Comment by mjb

3 months ago

When does AP help?

It helps in the case where clients are (a) able to contact a minority partition, and (b) can tolerate eventual consistency, and (c) can’t contact the majority partition. These cases are quite rare in modern internet-connected applications.

Consider a 3AZ cloud deployment with remote clients on the internet, and one AZ partitioned off. Most often, clients from the outside will either be able to contact the remaining majority (the two healthy AZs), or will be able to contact nobody. Rarely, clients from the outside will have a path into the minority partition but not the majority partition, but I don’t think I’ve seen that happen in nearly two decades of watching systems like this.

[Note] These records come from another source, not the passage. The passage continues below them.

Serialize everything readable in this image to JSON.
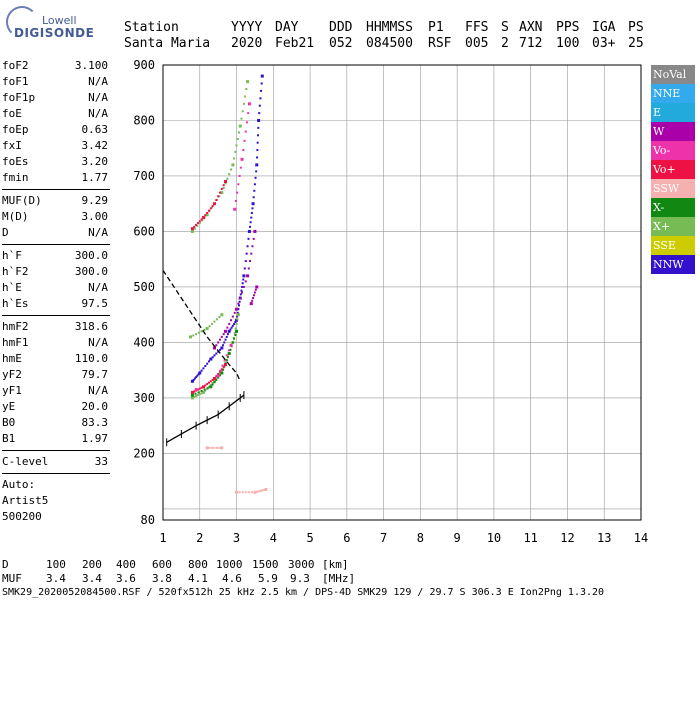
{
  "logo": {
    "line1": "Lowell",
    "line2": "DIGISONDE"
  },
  "header": {
    "labels": [
      "Station",
      "YYYY",
      "DAY",
      "DDD",
      "HHMMSS",
      "P1",
      "FFS",
      "S",
      "AXN",
      "PPS",
      "IGA",
      "PS"
    ],
    "values": [
      "Santa Maria",
      "2020",
      "Feb21",
      "052",
      "084500",
      "RSF",
      "005",
      "2",
      "712",
      "100",
      "03+",
      "25"
    ]
  },
  "params_group1": [
    {
      "label": "foF2",
      "value": "3.100"
    },
    {
      "label": "foF1",
      "value": "N/A"
    },
    {
      "label": "foF1p",
      "value": "N/A"
    },
    {
      "label": "foE",
      "value": "N/A"
    },
    {
      "label": "foEp",
      "value": "0.63"
    },
    {
      "label": "fxI",
      "value": "3.42"
    },
    {
      "label": "foEs",
      "value": "3.20"
    },
    {
      "label": "fmin",
      "value": "1.77"
    }
  ],
  "params_group2": [
    {
      "label": "MUF(D)",
      "value": "9.29"
    },
    {
      "label": "M(D)",
      "value": "3.00"
    },
    {
      "label": "D",
      "value": "N/A"
    }
  ],
  "params_group3": [
    {
      "label": "h`F",
      "value": "300.0"
    },
    {
      "label": "h`F2",
      "value": "300.0"
    },
    {
      "label": "h`E",
      "value": "N/A"
    },
    {
      "label": "h`Es",
      "value": "97.5"
    }
  ],
  "params_group4": [
    {
      "label": "hmF2",
      "value": "318.6"
    },
    {
      "label": "hmF1",
      "value": "N/A"
    },
    {
      "label": "hmE",
      "value": "110.0"
    },
    {
      "label": "yF2",
      "value": "79.7"
    },
    {
      "label": "yF1",
      "value": "N/A"
    },
    {
      "label": "yE",
      "value": "20.0"
    },
    {
      "label": "B0",
      "value": "83.3"
    },
    {
      "label": "B1",
      "value": "1.97"
    }
  ],
  "params_group5": [
    {
      "label": "C-level",
      "value": "33"
    }
  ],
  "auto": {
    "line1": "Auto:",
    "line2": "Artist5",
    "line3": "500200"
  },
  "legend": [
    {
      "label": "NoVal",
      "color": "#888888"
    },
    {
      "label": "NNE",
      "color": "#33aaee"
    },
    {
      "label": "E",
      "color": "#22aadd"
    },
    {
      "label": "W",
      "color": "#aa00aa"
    },
    {
      "label": "Vo-",
      "color": "#ee33aa"
    },
    {
      "label": "Vo+",
      "color": "#ee1144"
    },
    {
      "label": "SSW",
      "color": "#f5b0b0"
    },
    {
      "label": "X-",
      "color": "#118811"
    },
    {
      "label": "X+",
      "color": "#77bb55"
    },
    {
      "label": "SSE",
      "color": "#cccc00"
    },
    {
      "label": "NNW",
      "color": "#3311cc"
    }
  ],
  "bottom": {
    "row1_label": "D",
    "row1_values": [
      "100",
      "200",
      "400",
      "600",
      "800",
      "1000",
      "1500",
      "3000",
      "[km]"
    ],
    "row2_label": "MUF",
    "row2_values": [
      "3.4",
      "3.4",
      "3.6",
      "3.8",
      "4.1",
      "4.6",
      "5.9",
      "9.3",
      "[MHz]"
    ],
    "footer": "SMK29_2020052084500.RSF / 520fx512h 25 kHz 2.5 km / DPS-4D SMK29 129 / 29.7 S 306.3 E Ion2Png 1.3.20"
  },
  "chart_data": {
    "type": "scatter",
    "title": "",
    "xlabel": "",
    "ylabel": "",
    "xlim": [
      1,
      14
    ],
    "ylim": [
      80,
      900
    ],
    "x_ticks": [
      1,
      2,
      3,
      4,
      5,
      6,
      7,
      8,
      9,
      10,
      11,
      12,
      13,
      14
    ],
    "y_ticks": [
      80,
      100,
      200,
      300,
      400,
      500,
      600,
      700,
      800,
      900
    ],
    "y_tick_labels": [
      "80",
      "",
      "200",
      "300",
      "400",
      "500",
      "600",
      "700",
      "800",
      "900"
    ],
    "grid": true,
    "series": [
      {
        "name": "NNW",
        "color": "#3311cc",
        "points": [
          [
            1.8,
            330
          ],
          [
            2.0,
            345
          ],
          [
            2.3,
            370
          ],
          [
            2.6,
            390
          ],
          [
            2.8,
            420
          ],
          [
            3.0,
            440
          ],
          [
            3.1,
            480
          ],
          [
            3.2,
            520
          ],
          [
            3.35,
            600
          ],
          [
            3.45,
            650
          ],
          [
            3.55,
            720
          ],
          [
            3.6,
            800
          ],
          [
            3.7,
            880
          ]
        ]
      },
      {
        "name": "X+",
        "color": "#77bb55",
        "points": [
          [
            1.8,
            300
          ],
          [
            2.1,
            310
          ],
          [
            2.4,
            330
          ],
          [
            2.7,
            360
          ],
          [
            2.9,
            400
          ],
          [
            3.05,
            450
          ],
          [
            1.75,
            410
          ],
          [
            2.2,
            425
          ],
          [
            2.6,
            450
          ],
          [
            1.8,
            600
          ],
          [
            2.2,
            630
          ],
          [
            2.6,
            670
          ],
          [
            2.9,
            720
          ],
          [
            3.1,
            790
          ],
          [
            3.3,
            870
          ]
        ]
      },
      {
        "name": "X-",
        "color": "#118811",
        "points": [
          [
            1.8,
            305
          ],
          [
            2.3,
            320
          ],
          [
            2.6,
            345
          ],
          [
            2.8,
            380
          ],
          [
            3.0,
            420
          ]
        ]
      },
      {
        "name": "Vo+",
        "color": "#ee1144",
        "points": [
          [
            1.8,
            310
          ],
          [
            2.1,
            320
          ],
          [
            2.4,
            335
          ],
          [
            2.7,
            360
          ],
          [
            1.8,
            605
          ],
          [
            2.1,
            625
          ],
          [
            2.4,
            650
          ],
          [
            2.7,
            690
          ]
        ]
      },
      {
        "name": "Vo-",
        "color": "#ee33aa",
        "points": [
          [
            1.9,
            315
          ],
          [
            2.5,
            340
          ],
          [
            2.85,
            395
          ],
          [
            2.95,
            640
          ],
          [
            3.15,
            730
          ],
          [
            3.35,
            830
          ]
        ]
      },
      {
        "name": "W",
        "color": "#aa00aa",
        "points": [
          [
            2.4,
            390
          ],
          [
            2.7,
            420
          ],
          [
            3.0,
            460
          ],
          [
            3.3,
            520
          ],
          [
            3.5,
            600
          ],
          [
            3.4,
            470
          ],
          [
            3.55,
            500
          ]
        ]
      },
      {
        "name": "SSW",
        "color": "#f5b0b0",
        "points": [
          [
            3.0,
            130
          ],
          [
            3.5,
            130
          ],
          [
            3.8,
            135
          ],
          [
            2.2,
            210
          ],
          [
            2.6,
            210
          ]
        ]
      }
    ],
    "trace_profile": [
      [
        1.0,
        530
      ],
      [
        1.3,
        500
      ],
      [
        1.6,
        470
      ],
      [
        1.9,
        440
      ],
      [
        2.2,
        410
      ],
      [
        2.5,
        385
      ],
      [
        2.8,
        360
      ],
      [
        3.0,
        345
      ],
      [
        3.1,
        330
      ]
    ],
    "trace_lower": [
      [
        1.1,
        220
      ],
      [
        1.5,
        235
      ],
      [
        1.9,
        250
      ],
      [
        2.2,
        260
      ],
      [
        2.5,
        270
      ],
      [
        2.8,
        285
      ],
      [
        3.1,
        300
      ],
      [
        3.2,
        305
      ]
    ]
  }
}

What about internal clients in the partitioned off DC? Yes, the trade-off is that they won’t be able to make isolated progress. If they’re web servers or whatever, that’s moot because they’re partitioned off and there’s no work to do. Same if they’re a training cluster, or other highly connected workloads. There are workloads that can tolerate a ton of asynchrony where being able to continue while disconnected is interesting, but they’re the exception rather than the rule.

Weak consistency is much more interesting as a mechanism for reducing latency (as DynamoDB does, for example) or increasing scalability (as the typical RDBMS ‘read replicas’ pattern does).

2 comments

mjb

lmm 3 months ago

> Rarely, clients from the outside will have a path into the minority partition but not the majority partition, but I don’t think I’ve seen that happen in nearly two decades of watching systems like this.

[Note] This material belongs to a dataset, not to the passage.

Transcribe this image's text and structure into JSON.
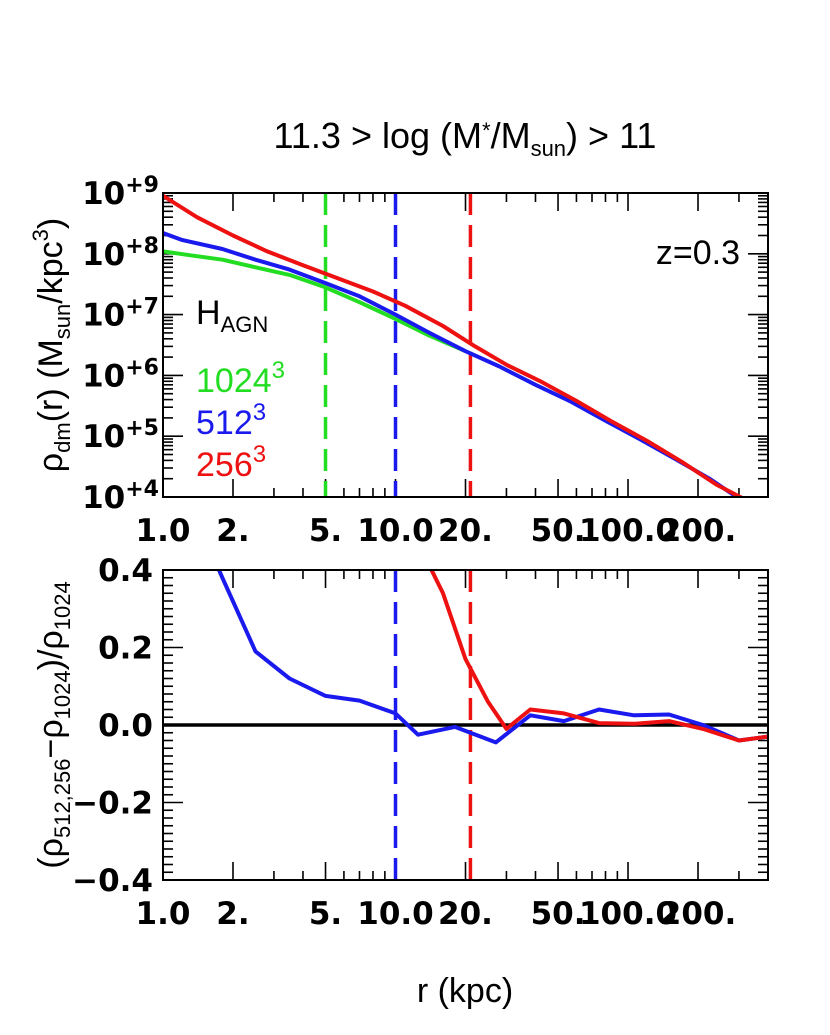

It happens any time you have a real partition, where e.g. one country or one office is cut off from the rest of the network. You're assuming that all of your system's use is external users from the internet, and you don't care about losing a small region when it's isolated from the internet, but most software systems are internal and if you're a company with 3 locations then being able to continue to work when one is cut off from the other 2 is pretty valuable.

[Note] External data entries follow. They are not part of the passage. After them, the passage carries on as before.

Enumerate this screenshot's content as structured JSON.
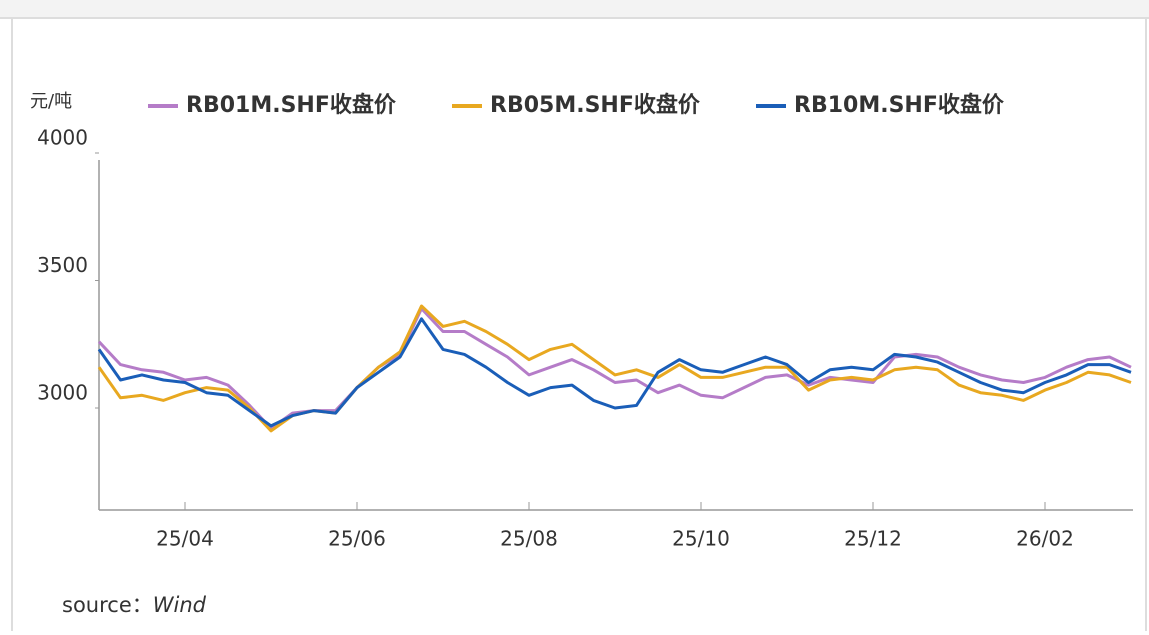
{
  "chart_data": {
    "type": "line",
    "y_unit": "元/吨",
    "source_label": "source：",
    "source": "Wind",
    "categories": [
      null,
      null,
      null,
      null,
      "25/04",
      null,
      null,
      null,
      null,
      null,
      null,
      null,
      "25/06",
      null,
      null,
      null,
      null,
      null,
      null,
      null,
      "25/08",
      null,
      null,
      null,
      null,
      null,
      null,
      null,
      "25/10",
      null,
      null,
      null,
      null,
      null,
      null,
      null,
      "25/12",
      null,
      null,
      null,
      null,
      null,
      null,
      null,
      "26/02",
      null,
      null,
      null,
      null
    ],
    "series": [
      {
        "name": "RB01M.SHF收盘价",
        "color": "#b57cc8",
        "values": [
          3260,
          3170,
          3150,
          3140,
          3110,
          3120,
          3090,
          3010,
          2920,
          2980,
          2990,
          2990,
          3080,
          3160,
          3210,
          3390,
          3300,
          3300,
          3250,
          3200,
          3130,
          3160,
          3190,
          3150,
          3100,
          3110,
          3060,
          3090,
          3050,
          3040,
          3080,
          3120,
          3130,
          3090,
          3120,
          3110,
          3100,
          3200,
          3210,
          3200,
          3160,
          3130,
          3110,
          3100,
          3120,
          3160,
          3190,
          3200,
          3160
        ]
      },
      {
        "name": "RB05M.SHF收盘价",
        "color": "#e8a820",
        "values": [
          3160,
          3040,
          3050,
          3030,
          3060,
          3080,
          3070,
          3000,
          2910,
          2970,
          2990,
          2980,
          3080,
          3160,
          3220,
          3400,
          3320,
          3340,
          3300,
          3250,
          3190,
          3230,
          3250,
          3190,
          3130,
          3150,
          3120,
          3170,
          3120,
          3120,
          3140,
          3160,
          3160,
          3070,
          3110,
          3120,
          3110,
          3150,
          3160,
          3150,
          3090,
          3060,
          3050,
          3030,
          3070,
          3100,
          3140,
          3130,
          3100
        ]
      },
      {
        "name": "RB10M.SHF收盘价",
        "color": "#1a5eb8",
        "values": [
          3230,
          3110,
          3130,
          3110,
          3100,
          3060,
          3050,
          2990,
          2930,
          2970,
          2990,
          2980,
          3080,
          3140,
          3200,
          3350,
          3230,
          3210,
          3160,
          3100,
          3050,
          3080,
          3090,
          3030,
          3000,
          3010,
          3140,
          3190,
          3150,
          3140,
          3170,
          3200,
          3170,
          3100,
          3150,
          3160,
          3150,
          3210,
          3200,
          3180,
          3140,
          3100,
          3070,
          3060,
          3100,
          3130,
          3170,
          3170,
          3140
        ]
      }
    ],
    "ylim": [
      2600,
      4000
    ],
    "yticks": [
      3000,
      3500,
      4000
    ]
  }
}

> There are workloads that can tolerate a ton of asynchrony where being able to continue while disconnected is interesting, but they’re the exception rather than the rule.

I'd say it's pretty normal if you've got a system that actually does anything rather than just gluing together external stuff. Although sadly that may be the minority these days.

mrkeen 3 months ago

Latency = Partition.

There is code running on a server. When poll that server, that code will choose (in the best case) between given you whatever answer it has Available, or it will check with its peers (on a different continent) to make sure it serves you up-to-date (Consistent) information.

CAP problems being a "rare occurrence" isn't a thing. The running code is either executing AP code or CP code.